Tidak ada unsur-unsur yang mengarah liberalisasi dalam UU Nomor 30 Tahun 2009 tentang Ketenagalistrikan karena Pemerintah, dalam UU a quo, mempunyai kekuatan untuk menentukan harga jual. Tarif ke konsumen ditentukan Pemerintah dengan persetujuan DPR.
Demikian dikatakan Toemiran saat memberikan keterangan dalam kapasitasnya sebagai Ahli dari Pemerintah dalam sidang uji materi UU Ketenagalistrikan, Kamis (25/3), di ruang sidang pleno MK. Perkara Nomor 149/PUU-VII/2009 dihadiri Pemohon, Ahli Pemohon, Pemerintah dan Ahli dari Pemerintah.
David
Hall, Ahli Pemohon dari Public Services International Research Unit
(PSIRU) University of Greenwich, didampingi penerjemah Muhammad Taufik,
dalam testimoninya di depan Majelis Hakim Konstitusi, menyatakan kebijakan liberalisasi kelistrikan di Inggris pada 1990 berdampak pada kenaikan harga listrik. "Liberalisasi
juga menyebabkan perusahaan-perusahaan pembangkit listrik mengalami
kebangkrutan, termasuk di dalamnya (sepertiga) adalah pembangkit nuklir," kata Hall sebagaimana diterjemahkan Taufik.
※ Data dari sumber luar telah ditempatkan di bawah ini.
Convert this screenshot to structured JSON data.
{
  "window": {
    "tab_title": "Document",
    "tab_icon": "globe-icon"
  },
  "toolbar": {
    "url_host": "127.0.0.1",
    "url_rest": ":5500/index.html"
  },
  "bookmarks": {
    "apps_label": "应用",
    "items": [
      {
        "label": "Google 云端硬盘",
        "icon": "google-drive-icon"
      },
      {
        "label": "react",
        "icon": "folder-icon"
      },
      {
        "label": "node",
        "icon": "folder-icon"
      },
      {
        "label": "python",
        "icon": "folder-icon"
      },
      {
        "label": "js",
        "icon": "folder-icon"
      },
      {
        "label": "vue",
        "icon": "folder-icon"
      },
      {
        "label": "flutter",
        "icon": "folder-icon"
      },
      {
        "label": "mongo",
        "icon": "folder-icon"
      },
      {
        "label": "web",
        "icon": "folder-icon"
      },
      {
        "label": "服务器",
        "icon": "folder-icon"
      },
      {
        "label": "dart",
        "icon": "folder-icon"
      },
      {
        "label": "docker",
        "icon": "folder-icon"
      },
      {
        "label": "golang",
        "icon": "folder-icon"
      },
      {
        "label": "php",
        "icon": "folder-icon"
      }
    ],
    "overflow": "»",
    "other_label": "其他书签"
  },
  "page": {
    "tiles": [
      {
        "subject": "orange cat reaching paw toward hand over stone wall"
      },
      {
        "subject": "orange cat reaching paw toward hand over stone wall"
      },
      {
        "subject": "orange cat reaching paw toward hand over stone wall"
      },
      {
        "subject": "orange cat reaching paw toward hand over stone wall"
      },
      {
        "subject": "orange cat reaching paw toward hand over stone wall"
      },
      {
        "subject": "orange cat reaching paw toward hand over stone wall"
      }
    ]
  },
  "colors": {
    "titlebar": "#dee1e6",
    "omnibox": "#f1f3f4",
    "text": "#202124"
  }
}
Lebih lanjut Hall memaparkan, saat Thailand dan Mexico memberlakukan liberalisasi sektor kelistrikan, masalah ini dibawa ke MK masing-masing negara yang pada akhirnya memutuskan bahwa liberalisasi itu bertentangan dengan hukum.
Sedangkan,
Ahli Pemohon, Luis C. Corral menyatakan, selama 10 tahun
restrukturisasi kelistrikan di Philipina, yang terjadi adalah, pertama,
tidak adanya penurunan harga. Kedua, adanya dominasi kepemilikan
keluarga dalam sektor kelistrikan, dan ketiga, konsumen menjadi korban.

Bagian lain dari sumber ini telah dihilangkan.